Lying on her back on the carpet with the food cart and the empty candle cart nearby, she wondered if she would ever be married—if there would be anybody to marry—and ever have a house where she could apply some of the hints she now pored over. “Probably not,” she told herself. “I’m a spinster for sure now.” She had never dated extensively, had never gone all the way with Gary, and had graduated from special classes in high school with the reputation of being nice… and dull. Some people like her were kind of wild, making up for not being too bright by doing lots of daring things.

“Well, I’m still here,” she said to the high dark ceiling, “and I’m still dull.”

She carried the magazine down the stairs back to the stand, candle in one hand, and picked out a Cosmopolitan to read next. Back on the lobby level, she fell asleep briefly, woke up with a start when the magazine fell across her stomach, and walked around from candle to candle, snuffing them out in case she wanted to use them again tomorrow night. Then she lay down on her side on the carpet, using Kenneth’s coat for a pillow, one candle still burning, and thought of the massive building above her. She couldn’t remember whether the twin towers were still the tallest in the world. She thought not. Each was like an ocean liner upended and stuck into the sky—taller than any ocean liner, actually; so the tourist brochure said.

It would be fun to explore all the shops on the concourse, but even half-asleep, Suzy knew what she would have to do, eventually. She would have to climb the stairs to the top, wherever the stairs were, find out what made the light, and look out across New York—she could see all of the city and much of the state from that vantage. She could see what had happened, and what was happening. The radio might receive more stations that high up. Besides, there was a restaurant on top, and that meant more food. And a bar. She suddenly wanted to get very drunk, something she had tried only twice before in her life.

It wouldn’t be easy. Climbing the stairs could take a day or longer, she knew.

She started up out of light sleep. Something had made a noise nearby, a squeaky, sliding scrape. Dawn was gray and dim outside. There was a motion in the plaza—things rolling, like dust-kittens under a bed, like tumbleweeds. She blinked and rubbed her eyes and got to her knees, squinting to see more clearly.

Feathery cartwheels blew in with the wind, sometimes spinning and falling over, crossing the five acres of the plaza, their wind-vane spokes flapping at the edges. They were gray and white and brown. The fallen ones disassembled on the concrete and flattened out, adhering to the pavement and lifting foot-high fronds. They were pouring into the plaza now, more as day brightened, running into the glass and smearing, spreading outward.

“No more going outside,” she told herself. “Uh-uh.”

She ate a granola bar and turned on the radio, hoping to still be able to receive the British station she had heard the day before. With a little tuning, the speaker produced a weak voice, cross-thatched with interference, like a man speaking through felt.
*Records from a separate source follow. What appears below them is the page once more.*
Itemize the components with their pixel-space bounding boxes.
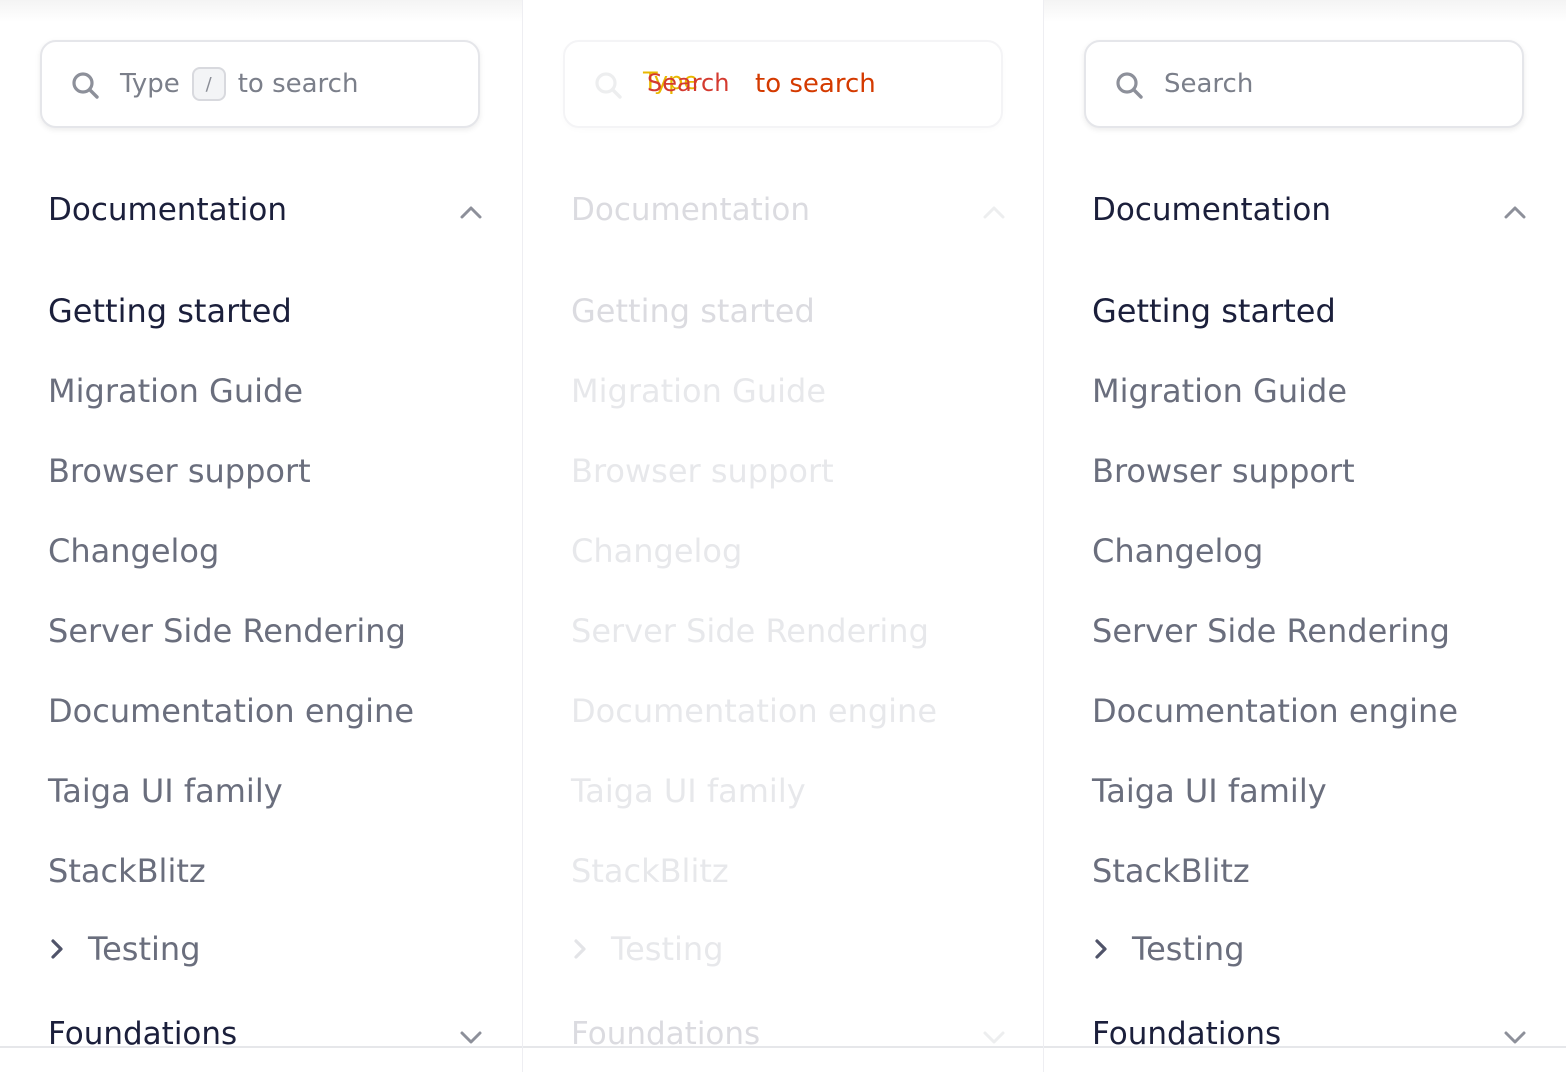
search-icon <box>72 72 99 99</box>
nav-item-getting-started[interactable]: Getting started <box>48 292 292 330</box>
nav-group-testing[interactable]: Testing <box>48 930 201 968</box>
nav-item-getting-started[interactable]: Getting started <box>1092 292 1336 330</box>
nav-item-stackblitz[interactable]: StackBlitz <box>571 852 729 890</box>
chevron-up-icon[interactable] <box>981 204 1007 220</box>
chevron-right-icon <box>574 939 586 959</box>
chevron-right-icon <box>51 939 63 959</box>
search-placeholder: Type Search to search <box>643 42 876 126</box>
nav-group-testing-label: Testing <box>611 930 724 968</box>
chevron-right-icon <box>1095 939 1107 959</box>
nav-item-changelog[interactable]: Changelog <box>48 532 219 570</box>
glitch-text-search: Search <box>647 69 730 97</box>
nav-item-migration-guide[interactable]: Migration Guide <box>571 372 826 410</box>
nav-item-browser-support[interactable]: Browser support <box>1092 452 1355 490</box>
search-input[interactable]: Search <box>1084 40 1524 128</box>
section-documentation[interactable]: Documentation <box>571 192 810 228</box>
nav-group-testing[interactable]: Testing <box>1092 930 1245 968</box>
nav-item-changelog[interactable]: Changelog <box>1092 532 1263 570</box>
nav-item-server-side-rendering[interactable]: Server Side Rendering <box>48 612 406 650</box>
chevron-down-icon[interactable] <box>981 1030 1007 1046</box>
search-icon <box>595 72 622 99</box>
sidebar-panel-a: Type / to search Documentation Getting s… <box>0 0 522 1072</box>
chevron-down-icon[interactable] <box>1502 1030 1528 1046</box>
search-placeholder-suffix: to search <box>755 69 876 99</box>
search-placeholder: Search <box>1164 69 1254 99</box>
bottom-divider <box>1044 1046 1566 1072</box>
nav-item-taiga-ui-family[interactable]: Taiga UI family <box>48 772 283 810</box>
section-documentation[interactable]: Documentation <box>48 192 287 228</box>
nav-group-testing-label: Testing <box>1132 930 1245 968</box>
nav-item-stackblitz[interactable]: StackBlitz <box>1092 852 1250 890</box>
nav-item-migration-guide[interactable]: Migration Guide <box>1092 372 1347 410</box>
search-placeholder-prefix: Type <box>120 69 180 99</box>
top-shadow <box>0 0 522 22</box>
nav-item-browser-support[interactable]: Browser support <box>48 452 311 490</box>
nav-item-migration-guide[interactable]: Migration Guide <box>48 372 303 410</box>
nav-item-stackblitz[interactable]: StackBlitz <box>48 852 206 890</box>
search-icon <box>1116 72 1143 99</box>
search-placeholder-glitch: Type Search <box>643 67 743 101</box>
nav-item-browser-support[interactable]: Browser support <box>571 452 834 490</box>
chevron-up-icon[interactable] <box>458 204 484 220</box>
chevron-up-icon[interactable] <box>1502 204 1528 220</box>
keyboard-shortcut-badge: / <box>191 67 226 101</box>
search-placeholder-suffix: to search <box>237 69 359 99</box>
nav-item-taiga-ui-family[interactable]: Taiga UI family <box>1092 772 1327 810</box>
nav-item-changelog[interactable]: Changelog <box>571 532 742 570</box>
nav-item-documentation-engine[interactable]: Documentation engine <box>1092 692 1458 730</box>
nav-group-testing[interactable]: Testing <box>571 930 724 968</box>
search-placeholder: Type / to search <box>120 42 358 126</box>
nav-item-server-side-rendering[interactable]: Server Side Rendering <box>1092 612 1450 650</box>
sidebar-panel-b: Type Search to search Documentation Gett… <box>522 0 1044 1072</box>
chevron-down-icon[interactable] <box>458 1030 484 1046</box>
search-input[interactable]: Type Search to search <box>563 40 1003 128</box>
sidebar-panel-c: Search Documentation Getting started Mig… <box>1044 0 1566 1072</box>
bottom-divider <box>0 1046 522 1072</box>
nav-item-taiga-ui-family[interactable]: Taiga UI family <box>571 772 806 810</box>
top-shadow <box>1044 0 1566 22</box>
nav-item-getting-started[interactable]: Getting started <box>571 292 815 330</box>
nav-group-testing-label: Testing <box>88 930 201 968</box>
nav-item-server-side-rendering[interactable]: Server Side Rendering <box>571 612 929 650</box>
nav-item-documentation-engine[interactable]: Documentation engine <box>48 692 414 730</box>
search-input[interactable]: Type / to search <box>40 40 480 128</box>
section-documentation[interactable]: Documentation <box>1092 192 1331 228</box>
bottom-divider <box>523 1046 1043 1072</box>
nav-item-documentation-engine[interactable]: Documentation engine <box>571 692 937 730</box>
“…to say that the world economy will suffer is certainly an understatement. Who knows how much of the world’s resources—both in raw materials and manufactured goods, not to mention, financial records and capital—lies inaccessible in North America now? I realize most people worry more about their immediate survival, and wonder when the plague will cross the ocean, or whether it is already with us, biding its time—” Static overwhelmed the signal for several minutes. Suzy sat with crossed legs next to the radio, waiting patiently. She didn’t understand much, but the voice was comforting. “—yet my concern, as an economist, must be with what happens after the crisis passes. If it passes. Well, I’m an optimist. God in all His wisdom has some reason for this. Yes. So there has been no communication from the whole of North America, with the exception of the famous meteorological station on Afognak Island. The financiers are dead, then. The United States has always been the great bastion of private capital. Russia is now the dominant nation on the globe, militarily and perhaps financially. What can we expect?”